Kenakin Terry P
Department of Biological Reagents and Assay Development, GlaxoSmithKline Research and Development, 5 Moore Drive, Research Triangle Park, NC 27709, USA.
Mol Pharmacol. 2008 Sep;74(3):541-3. doi: 10.1124/mol.108.050062. Epub 2008 Jun 26.

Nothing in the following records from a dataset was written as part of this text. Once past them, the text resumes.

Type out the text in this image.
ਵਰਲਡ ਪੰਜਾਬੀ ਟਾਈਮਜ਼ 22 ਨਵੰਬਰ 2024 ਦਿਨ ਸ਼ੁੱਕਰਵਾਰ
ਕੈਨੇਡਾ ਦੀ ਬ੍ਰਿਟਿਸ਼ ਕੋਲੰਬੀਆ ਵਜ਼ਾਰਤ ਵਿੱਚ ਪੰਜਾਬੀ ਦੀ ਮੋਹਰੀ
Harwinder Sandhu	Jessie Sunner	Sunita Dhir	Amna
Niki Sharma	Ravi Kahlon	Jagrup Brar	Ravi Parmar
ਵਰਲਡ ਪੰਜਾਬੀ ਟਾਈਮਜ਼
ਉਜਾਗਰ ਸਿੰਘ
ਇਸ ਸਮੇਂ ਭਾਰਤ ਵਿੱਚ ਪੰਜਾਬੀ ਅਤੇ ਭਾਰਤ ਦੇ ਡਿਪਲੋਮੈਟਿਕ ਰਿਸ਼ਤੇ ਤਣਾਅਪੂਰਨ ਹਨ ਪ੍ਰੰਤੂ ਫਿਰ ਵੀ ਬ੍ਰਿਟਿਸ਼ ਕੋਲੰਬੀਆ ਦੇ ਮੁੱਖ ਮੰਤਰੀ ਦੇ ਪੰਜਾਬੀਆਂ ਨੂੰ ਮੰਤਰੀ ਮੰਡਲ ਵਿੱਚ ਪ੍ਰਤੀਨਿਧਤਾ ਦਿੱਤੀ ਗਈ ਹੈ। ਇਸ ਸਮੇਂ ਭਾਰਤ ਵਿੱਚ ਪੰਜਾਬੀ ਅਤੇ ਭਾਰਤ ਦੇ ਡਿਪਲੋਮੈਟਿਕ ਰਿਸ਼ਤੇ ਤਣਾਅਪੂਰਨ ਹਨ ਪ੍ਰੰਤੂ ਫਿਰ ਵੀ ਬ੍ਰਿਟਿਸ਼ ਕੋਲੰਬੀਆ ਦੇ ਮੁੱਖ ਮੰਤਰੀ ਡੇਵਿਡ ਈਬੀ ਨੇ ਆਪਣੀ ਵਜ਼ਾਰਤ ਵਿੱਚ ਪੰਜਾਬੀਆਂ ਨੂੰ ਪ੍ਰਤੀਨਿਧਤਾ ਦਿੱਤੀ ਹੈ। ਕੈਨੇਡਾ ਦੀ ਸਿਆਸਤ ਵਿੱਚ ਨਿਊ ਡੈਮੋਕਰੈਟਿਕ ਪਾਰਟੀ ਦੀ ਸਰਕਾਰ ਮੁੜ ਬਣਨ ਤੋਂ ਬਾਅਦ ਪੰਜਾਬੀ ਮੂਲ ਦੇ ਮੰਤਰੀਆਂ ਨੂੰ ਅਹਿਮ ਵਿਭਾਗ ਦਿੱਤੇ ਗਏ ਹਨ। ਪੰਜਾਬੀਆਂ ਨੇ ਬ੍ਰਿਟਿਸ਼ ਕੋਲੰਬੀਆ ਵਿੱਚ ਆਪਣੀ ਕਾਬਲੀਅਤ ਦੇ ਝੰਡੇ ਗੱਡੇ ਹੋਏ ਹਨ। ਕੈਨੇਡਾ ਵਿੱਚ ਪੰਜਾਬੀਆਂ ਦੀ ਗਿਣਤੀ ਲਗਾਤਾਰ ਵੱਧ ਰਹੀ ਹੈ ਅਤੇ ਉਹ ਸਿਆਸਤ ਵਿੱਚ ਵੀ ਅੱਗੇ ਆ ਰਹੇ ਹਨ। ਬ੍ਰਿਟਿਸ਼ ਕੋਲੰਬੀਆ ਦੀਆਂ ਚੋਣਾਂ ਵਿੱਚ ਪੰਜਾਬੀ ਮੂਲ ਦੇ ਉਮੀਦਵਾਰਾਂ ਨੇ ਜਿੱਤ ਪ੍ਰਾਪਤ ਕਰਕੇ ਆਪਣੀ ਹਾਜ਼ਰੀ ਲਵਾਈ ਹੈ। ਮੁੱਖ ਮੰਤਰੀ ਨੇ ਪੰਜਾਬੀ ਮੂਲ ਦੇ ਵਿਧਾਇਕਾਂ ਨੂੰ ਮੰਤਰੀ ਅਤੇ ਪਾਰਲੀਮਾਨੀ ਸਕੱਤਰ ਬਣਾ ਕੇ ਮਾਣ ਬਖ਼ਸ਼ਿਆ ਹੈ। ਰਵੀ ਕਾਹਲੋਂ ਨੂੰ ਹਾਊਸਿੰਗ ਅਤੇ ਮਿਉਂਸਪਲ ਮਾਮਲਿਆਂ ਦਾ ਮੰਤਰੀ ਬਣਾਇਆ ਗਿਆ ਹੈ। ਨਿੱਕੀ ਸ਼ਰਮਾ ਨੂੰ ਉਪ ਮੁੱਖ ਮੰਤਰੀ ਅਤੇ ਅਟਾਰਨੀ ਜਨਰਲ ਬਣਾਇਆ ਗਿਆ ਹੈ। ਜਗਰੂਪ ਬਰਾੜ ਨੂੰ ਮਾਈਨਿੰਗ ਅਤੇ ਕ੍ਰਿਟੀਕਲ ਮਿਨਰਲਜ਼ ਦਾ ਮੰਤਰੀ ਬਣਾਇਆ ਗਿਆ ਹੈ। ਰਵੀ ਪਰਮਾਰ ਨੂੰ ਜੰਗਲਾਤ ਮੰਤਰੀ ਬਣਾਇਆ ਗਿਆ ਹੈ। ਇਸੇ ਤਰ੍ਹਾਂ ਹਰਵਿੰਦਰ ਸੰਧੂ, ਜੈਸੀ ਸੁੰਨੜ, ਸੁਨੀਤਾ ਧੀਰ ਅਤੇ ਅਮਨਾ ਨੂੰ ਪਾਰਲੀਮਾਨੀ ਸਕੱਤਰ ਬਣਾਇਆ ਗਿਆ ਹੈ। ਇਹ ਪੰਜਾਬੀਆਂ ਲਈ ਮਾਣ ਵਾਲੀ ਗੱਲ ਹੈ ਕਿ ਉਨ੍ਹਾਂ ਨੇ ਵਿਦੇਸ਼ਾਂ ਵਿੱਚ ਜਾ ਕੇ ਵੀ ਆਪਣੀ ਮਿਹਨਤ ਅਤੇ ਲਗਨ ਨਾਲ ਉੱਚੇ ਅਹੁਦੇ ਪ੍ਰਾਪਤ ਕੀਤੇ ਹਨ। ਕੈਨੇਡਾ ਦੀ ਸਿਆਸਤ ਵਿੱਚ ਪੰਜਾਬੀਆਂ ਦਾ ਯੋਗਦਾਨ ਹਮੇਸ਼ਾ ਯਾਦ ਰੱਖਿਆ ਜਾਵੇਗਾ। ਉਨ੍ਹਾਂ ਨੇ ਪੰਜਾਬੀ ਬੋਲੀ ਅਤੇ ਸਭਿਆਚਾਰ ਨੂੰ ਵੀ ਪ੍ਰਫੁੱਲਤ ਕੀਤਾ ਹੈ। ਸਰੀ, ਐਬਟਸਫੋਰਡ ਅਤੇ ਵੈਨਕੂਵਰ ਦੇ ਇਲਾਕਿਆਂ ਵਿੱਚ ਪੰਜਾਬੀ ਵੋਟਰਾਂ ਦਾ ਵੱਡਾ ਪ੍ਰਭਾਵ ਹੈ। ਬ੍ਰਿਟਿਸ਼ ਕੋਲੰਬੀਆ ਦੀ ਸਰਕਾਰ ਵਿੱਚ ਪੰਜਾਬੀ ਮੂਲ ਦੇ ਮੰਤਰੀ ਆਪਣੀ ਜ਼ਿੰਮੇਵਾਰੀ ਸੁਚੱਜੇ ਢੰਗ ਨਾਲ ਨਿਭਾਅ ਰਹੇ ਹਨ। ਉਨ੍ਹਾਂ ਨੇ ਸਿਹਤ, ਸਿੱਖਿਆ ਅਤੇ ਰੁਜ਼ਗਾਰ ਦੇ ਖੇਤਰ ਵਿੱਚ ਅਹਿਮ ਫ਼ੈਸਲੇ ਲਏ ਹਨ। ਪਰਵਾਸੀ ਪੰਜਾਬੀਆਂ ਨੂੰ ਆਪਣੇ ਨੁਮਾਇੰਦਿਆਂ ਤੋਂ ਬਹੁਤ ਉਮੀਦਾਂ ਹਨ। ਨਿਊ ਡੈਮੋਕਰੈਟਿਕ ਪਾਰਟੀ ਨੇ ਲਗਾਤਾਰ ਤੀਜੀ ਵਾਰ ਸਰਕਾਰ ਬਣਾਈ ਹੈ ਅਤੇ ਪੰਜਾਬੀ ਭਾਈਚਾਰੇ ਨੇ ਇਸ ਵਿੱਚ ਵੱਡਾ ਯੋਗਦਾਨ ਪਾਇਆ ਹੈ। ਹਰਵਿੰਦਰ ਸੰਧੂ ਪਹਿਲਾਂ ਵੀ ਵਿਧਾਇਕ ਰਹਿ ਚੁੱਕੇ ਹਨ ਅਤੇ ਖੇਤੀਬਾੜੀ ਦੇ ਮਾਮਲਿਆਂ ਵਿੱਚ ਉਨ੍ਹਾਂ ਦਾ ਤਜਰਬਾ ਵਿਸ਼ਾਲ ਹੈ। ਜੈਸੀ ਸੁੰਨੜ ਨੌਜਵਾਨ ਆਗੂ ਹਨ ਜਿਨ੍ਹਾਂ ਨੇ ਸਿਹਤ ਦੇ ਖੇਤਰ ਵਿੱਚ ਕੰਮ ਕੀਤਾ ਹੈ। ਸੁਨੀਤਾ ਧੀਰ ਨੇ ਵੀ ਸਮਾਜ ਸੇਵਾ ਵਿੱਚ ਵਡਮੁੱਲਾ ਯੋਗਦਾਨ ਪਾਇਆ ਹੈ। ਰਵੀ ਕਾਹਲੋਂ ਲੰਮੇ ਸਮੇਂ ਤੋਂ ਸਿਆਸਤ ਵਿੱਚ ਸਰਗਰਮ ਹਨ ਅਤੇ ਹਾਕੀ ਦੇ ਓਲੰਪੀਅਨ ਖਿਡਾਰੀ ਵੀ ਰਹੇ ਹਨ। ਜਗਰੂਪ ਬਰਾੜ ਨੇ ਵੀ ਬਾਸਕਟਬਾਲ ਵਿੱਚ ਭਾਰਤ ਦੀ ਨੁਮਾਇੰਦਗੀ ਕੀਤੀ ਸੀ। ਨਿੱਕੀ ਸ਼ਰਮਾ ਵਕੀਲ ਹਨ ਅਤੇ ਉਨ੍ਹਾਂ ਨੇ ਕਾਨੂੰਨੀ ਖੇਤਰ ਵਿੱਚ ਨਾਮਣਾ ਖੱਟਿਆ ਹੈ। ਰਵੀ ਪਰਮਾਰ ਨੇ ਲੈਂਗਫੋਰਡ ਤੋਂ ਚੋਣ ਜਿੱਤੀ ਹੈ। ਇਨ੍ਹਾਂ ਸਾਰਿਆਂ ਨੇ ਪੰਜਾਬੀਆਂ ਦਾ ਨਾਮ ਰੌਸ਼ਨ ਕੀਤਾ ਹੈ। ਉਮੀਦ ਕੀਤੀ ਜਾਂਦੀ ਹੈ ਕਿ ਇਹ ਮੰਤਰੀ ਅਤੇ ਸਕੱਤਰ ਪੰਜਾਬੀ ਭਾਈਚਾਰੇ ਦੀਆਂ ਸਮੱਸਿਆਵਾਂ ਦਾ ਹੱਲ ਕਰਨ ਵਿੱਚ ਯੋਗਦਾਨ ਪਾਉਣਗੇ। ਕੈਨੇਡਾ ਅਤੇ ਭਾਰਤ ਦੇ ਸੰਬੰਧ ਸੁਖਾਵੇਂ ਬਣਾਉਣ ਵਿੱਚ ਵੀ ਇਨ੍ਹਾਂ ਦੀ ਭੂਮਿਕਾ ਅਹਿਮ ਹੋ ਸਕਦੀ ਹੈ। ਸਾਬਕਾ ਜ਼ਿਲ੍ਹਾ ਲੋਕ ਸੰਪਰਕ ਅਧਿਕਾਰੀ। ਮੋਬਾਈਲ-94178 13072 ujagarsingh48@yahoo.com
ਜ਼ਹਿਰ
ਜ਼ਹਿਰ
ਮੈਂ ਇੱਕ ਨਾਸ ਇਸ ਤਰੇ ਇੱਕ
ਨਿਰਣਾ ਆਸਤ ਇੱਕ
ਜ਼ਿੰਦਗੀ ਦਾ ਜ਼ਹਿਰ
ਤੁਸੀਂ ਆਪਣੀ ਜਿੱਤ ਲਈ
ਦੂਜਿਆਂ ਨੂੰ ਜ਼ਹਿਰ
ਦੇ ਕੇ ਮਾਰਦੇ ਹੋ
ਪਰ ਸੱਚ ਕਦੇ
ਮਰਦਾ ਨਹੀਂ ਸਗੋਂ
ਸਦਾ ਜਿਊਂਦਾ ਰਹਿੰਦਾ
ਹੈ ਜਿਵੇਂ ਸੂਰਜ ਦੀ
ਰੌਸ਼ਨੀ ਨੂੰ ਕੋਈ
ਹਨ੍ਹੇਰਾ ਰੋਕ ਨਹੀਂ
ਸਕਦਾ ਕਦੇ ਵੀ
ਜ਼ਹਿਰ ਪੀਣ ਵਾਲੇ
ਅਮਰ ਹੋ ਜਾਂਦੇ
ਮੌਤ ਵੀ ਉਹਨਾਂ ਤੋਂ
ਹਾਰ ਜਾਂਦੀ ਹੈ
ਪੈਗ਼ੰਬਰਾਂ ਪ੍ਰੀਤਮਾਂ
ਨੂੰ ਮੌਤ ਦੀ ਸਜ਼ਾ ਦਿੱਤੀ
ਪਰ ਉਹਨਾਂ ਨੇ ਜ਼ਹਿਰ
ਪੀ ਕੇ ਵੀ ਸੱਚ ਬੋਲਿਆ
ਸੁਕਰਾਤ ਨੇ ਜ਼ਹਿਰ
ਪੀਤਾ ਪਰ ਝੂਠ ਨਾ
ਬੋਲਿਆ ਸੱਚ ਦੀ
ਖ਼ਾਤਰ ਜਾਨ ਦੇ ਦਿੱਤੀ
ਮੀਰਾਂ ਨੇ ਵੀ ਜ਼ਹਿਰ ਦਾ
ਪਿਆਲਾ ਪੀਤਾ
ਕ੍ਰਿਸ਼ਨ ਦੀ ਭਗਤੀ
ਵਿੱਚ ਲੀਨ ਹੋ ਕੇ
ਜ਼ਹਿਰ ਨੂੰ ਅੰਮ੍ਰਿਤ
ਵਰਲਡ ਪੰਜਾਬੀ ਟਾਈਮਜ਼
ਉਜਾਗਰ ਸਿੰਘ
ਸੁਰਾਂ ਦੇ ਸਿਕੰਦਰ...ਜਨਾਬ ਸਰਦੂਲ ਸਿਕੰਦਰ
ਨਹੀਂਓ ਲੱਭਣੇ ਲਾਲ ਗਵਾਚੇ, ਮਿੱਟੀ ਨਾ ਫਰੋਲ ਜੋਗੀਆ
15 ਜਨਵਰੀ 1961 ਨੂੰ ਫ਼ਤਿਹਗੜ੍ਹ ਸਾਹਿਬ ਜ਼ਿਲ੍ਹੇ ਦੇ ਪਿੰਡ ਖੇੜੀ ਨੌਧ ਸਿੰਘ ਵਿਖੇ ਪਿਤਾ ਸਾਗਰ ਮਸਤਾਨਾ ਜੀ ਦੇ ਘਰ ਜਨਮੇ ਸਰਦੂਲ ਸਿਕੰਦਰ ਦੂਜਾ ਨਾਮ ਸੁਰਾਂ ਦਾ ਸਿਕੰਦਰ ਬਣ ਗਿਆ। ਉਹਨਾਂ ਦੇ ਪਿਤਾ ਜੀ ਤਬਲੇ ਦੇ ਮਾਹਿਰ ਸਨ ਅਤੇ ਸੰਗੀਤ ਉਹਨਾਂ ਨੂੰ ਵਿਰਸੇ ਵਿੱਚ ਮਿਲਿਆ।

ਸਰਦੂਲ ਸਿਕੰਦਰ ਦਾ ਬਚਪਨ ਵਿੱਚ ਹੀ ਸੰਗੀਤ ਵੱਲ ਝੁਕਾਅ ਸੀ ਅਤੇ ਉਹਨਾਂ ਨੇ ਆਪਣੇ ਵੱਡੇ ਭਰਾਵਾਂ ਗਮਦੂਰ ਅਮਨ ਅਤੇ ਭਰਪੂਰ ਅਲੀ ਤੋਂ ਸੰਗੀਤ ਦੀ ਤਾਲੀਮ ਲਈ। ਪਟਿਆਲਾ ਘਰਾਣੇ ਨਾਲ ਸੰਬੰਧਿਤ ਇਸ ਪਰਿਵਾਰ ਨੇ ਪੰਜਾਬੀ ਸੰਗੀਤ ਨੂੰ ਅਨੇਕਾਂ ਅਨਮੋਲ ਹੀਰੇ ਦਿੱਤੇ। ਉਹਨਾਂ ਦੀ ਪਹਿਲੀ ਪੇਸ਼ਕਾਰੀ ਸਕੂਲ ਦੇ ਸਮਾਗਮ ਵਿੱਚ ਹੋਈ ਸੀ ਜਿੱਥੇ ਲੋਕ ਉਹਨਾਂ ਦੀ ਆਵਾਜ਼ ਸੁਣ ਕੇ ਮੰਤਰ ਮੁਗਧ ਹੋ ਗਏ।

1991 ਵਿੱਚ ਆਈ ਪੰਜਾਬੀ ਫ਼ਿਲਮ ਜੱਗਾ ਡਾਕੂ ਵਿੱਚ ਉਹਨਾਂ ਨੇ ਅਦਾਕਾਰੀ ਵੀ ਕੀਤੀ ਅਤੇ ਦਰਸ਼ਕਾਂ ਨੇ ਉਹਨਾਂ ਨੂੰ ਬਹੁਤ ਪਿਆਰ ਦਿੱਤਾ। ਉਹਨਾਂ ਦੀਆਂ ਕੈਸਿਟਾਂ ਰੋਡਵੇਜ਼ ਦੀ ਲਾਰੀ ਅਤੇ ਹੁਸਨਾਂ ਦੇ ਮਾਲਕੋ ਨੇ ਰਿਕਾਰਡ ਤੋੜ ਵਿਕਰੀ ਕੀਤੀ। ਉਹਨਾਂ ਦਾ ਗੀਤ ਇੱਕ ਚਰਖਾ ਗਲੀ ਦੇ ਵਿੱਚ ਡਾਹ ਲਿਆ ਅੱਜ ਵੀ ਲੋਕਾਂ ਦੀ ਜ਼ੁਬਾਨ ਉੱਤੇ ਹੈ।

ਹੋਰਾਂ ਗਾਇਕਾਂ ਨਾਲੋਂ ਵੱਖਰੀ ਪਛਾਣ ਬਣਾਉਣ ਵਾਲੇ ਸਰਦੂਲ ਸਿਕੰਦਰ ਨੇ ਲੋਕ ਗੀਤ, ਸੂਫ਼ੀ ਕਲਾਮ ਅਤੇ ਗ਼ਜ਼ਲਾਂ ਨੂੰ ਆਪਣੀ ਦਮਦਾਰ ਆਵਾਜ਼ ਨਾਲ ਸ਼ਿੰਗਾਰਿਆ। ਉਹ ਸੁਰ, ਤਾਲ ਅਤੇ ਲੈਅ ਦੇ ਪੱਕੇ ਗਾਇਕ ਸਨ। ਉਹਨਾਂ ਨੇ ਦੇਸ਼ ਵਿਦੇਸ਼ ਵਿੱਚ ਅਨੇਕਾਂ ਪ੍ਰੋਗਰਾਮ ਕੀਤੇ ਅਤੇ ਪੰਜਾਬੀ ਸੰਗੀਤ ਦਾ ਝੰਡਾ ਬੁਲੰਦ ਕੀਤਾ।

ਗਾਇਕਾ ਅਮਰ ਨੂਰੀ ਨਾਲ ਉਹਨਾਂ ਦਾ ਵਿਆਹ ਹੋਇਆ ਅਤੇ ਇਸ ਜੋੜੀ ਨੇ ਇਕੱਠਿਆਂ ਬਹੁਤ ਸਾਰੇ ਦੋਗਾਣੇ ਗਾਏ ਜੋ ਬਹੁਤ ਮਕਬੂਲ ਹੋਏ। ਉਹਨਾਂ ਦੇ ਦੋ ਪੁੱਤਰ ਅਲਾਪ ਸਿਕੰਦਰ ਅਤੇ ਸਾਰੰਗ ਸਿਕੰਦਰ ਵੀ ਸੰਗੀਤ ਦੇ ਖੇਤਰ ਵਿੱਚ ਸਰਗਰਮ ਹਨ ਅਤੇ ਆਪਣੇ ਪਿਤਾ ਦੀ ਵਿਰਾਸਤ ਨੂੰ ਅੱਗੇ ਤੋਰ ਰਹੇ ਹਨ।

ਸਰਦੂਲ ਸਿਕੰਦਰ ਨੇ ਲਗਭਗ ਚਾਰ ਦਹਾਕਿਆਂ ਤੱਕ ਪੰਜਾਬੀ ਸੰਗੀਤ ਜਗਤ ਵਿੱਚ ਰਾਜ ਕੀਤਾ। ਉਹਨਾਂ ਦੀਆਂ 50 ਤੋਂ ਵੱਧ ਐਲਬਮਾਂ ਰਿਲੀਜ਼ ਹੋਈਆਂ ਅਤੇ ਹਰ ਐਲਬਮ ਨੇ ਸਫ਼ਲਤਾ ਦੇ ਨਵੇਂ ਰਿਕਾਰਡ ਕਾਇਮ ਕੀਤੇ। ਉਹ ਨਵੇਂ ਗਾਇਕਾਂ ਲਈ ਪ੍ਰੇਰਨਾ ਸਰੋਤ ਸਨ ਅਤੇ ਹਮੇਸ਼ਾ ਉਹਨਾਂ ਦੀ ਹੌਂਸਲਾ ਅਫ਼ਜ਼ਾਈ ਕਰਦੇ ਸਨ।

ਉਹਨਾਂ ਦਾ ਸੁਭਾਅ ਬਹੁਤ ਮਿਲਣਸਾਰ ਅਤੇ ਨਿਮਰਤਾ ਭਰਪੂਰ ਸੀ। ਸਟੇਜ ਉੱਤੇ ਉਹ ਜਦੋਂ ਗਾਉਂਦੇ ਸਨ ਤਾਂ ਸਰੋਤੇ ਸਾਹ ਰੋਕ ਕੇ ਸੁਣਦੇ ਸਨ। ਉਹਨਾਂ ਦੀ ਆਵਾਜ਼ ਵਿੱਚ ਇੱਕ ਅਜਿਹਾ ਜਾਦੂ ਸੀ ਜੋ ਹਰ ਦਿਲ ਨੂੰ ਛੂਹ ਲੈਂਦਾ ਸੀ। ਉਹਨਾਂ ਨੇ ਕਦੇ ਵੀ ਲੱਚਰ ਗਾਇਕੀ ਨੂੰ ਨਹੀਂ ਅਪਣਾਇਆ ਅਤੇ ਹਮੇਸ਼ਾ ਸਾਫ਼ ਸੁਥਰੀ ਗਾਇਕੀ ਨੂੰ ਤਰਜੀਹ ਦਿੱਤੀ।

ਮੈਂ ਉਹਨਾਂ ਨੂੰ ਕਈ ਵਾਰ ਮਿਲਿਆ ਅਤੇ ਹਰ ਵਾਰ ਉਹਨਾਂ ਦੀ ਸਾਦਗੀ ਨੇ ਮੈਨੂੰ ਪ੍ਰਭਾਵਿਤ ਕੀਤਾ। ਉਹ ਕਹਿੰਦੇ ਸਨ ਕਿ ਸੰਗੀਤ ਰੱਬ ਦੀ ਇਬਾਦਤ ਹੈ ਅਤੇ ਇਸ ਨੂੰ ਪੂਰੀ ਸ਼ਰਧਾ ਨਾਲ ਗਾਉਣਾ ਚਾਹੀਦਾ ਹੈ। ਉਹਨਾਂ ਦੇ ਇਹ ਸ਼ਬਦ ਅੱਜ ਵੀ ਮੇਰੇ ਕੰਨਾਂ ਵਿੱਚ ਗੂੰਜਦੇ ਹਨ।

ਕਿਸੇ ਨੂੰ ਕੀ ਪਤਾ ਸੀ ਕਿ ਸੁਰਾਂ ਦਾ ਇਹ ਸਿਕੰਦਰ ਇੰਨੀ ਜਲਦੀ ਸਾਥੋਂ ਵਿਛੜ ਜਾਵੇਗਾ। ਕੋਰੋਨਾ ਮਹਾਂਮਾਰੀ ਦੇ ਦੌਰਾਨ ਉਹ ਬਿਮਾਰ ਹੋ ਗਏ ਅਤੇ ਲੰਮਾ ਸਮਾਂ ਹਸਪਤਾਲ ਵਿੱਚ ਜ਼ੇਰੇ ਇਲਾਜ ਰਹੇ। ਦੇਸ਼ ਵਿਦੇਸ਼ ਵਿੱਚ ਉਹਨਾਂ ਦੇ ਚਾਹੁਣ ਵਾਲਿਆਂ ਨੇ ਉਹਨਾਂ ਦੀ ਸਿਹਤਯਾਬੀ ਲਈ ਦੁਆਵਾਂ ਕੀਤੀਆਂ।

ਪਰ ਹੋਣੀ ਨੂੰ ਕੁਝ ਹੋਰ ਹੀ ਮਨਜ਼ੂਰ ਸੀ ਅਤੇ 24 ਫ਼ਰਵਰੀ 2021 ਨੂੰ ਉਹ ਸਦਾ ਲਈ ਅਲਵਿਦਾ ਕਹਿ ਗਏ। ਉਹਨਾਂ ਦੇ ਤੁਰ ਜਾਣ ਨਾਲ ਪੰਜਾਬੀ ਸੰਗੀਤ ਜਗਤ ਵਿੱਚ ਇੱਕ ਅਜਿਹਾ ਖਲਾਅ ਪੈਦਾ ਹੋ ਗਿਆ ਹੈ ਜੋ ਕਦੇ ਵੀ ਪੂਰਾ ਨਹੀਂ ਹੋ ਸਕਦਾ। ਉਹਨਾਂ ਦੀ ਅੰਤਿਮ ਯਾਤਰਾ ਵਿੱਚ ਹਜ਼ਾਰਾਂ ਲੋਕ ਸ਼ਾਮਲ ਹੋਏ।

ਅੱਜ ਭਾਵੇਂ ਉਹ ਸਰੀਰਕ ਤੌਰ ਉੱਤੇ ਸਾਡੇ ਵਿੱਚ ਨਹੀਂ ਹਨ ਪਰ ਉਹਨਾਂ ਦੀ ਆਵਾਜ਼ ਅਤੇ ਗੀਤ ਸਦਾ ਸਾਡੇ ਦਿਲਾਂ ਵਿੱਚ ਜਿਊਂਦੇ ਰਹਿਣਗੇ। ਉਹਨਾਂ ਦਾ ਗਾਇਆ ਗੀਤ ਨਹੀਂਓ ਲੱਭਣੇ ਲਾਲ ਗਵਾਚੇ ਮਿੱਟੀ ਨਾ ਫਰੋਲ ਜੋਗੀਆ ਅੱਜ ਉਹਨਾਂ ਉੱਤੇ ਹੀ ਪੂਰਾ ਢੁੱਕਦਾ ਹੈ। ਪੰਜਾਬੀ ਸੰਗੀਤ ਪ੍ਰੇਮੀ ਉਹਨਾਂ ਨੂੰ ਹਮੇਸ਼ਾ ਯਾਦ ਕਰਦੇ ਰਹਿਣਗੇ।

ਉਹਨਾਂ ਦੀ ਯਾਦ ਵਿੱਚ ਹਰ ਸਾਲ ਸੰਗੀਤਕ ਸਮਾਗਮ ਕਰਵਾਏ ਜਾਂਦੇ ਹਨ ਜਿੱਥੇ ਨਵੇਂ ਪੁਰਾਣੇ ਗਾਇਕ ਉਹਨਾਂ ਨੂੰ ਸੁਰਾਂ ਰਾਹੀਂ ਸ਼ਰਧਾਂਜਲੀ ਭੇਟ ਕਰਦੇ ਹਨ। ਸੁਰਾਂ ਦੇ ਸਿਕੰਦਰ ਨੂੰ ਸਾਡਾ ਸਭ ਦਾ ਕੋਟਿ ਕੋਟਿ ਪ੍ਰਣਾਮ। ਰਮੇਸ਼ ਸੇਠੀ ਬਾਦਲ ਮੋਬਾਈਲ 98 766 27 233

The article in this issue by Redka et al. (p. 834) illustrates some interesting interactions between classified orthosteric (bind to the same recognition site as endogenous agonist) and allosteric (bind to a different site) ligands. Of particular interest are the methods used to deal with an obfuscating factor in these kinds of studies, namely the propensity of seven transmembrane receptors to form dimers and thus demonstrate allosteric effects through binding at the orthosteric site. The judicious use of kinetics to detect and quantify allosteric action also is demonstrated. The various unique properties of allosteric modulators are discussed in the context of the increasing prevalence of allosteric ligands as investigational drugs.
本期由雷德卡等人撰写的文章(第834页)阐述了一些在分类的正构(与内源性激动剂结合于同一识别位点)和变构(结合于不同位点)配体之间有趣的相互作用。特别值得关注的是在这类研究中用于处理一个混淆因素的方法,即七跨膜受体形成二聚体并因此通过在正构位点结合而表现出变构效应的倾向。同时还展示了明智地运用动力学来检测和量化变构作用。在变构配体作为研究性药物的日益普及的背景下,讨论了变构调节剂的各种独特性质。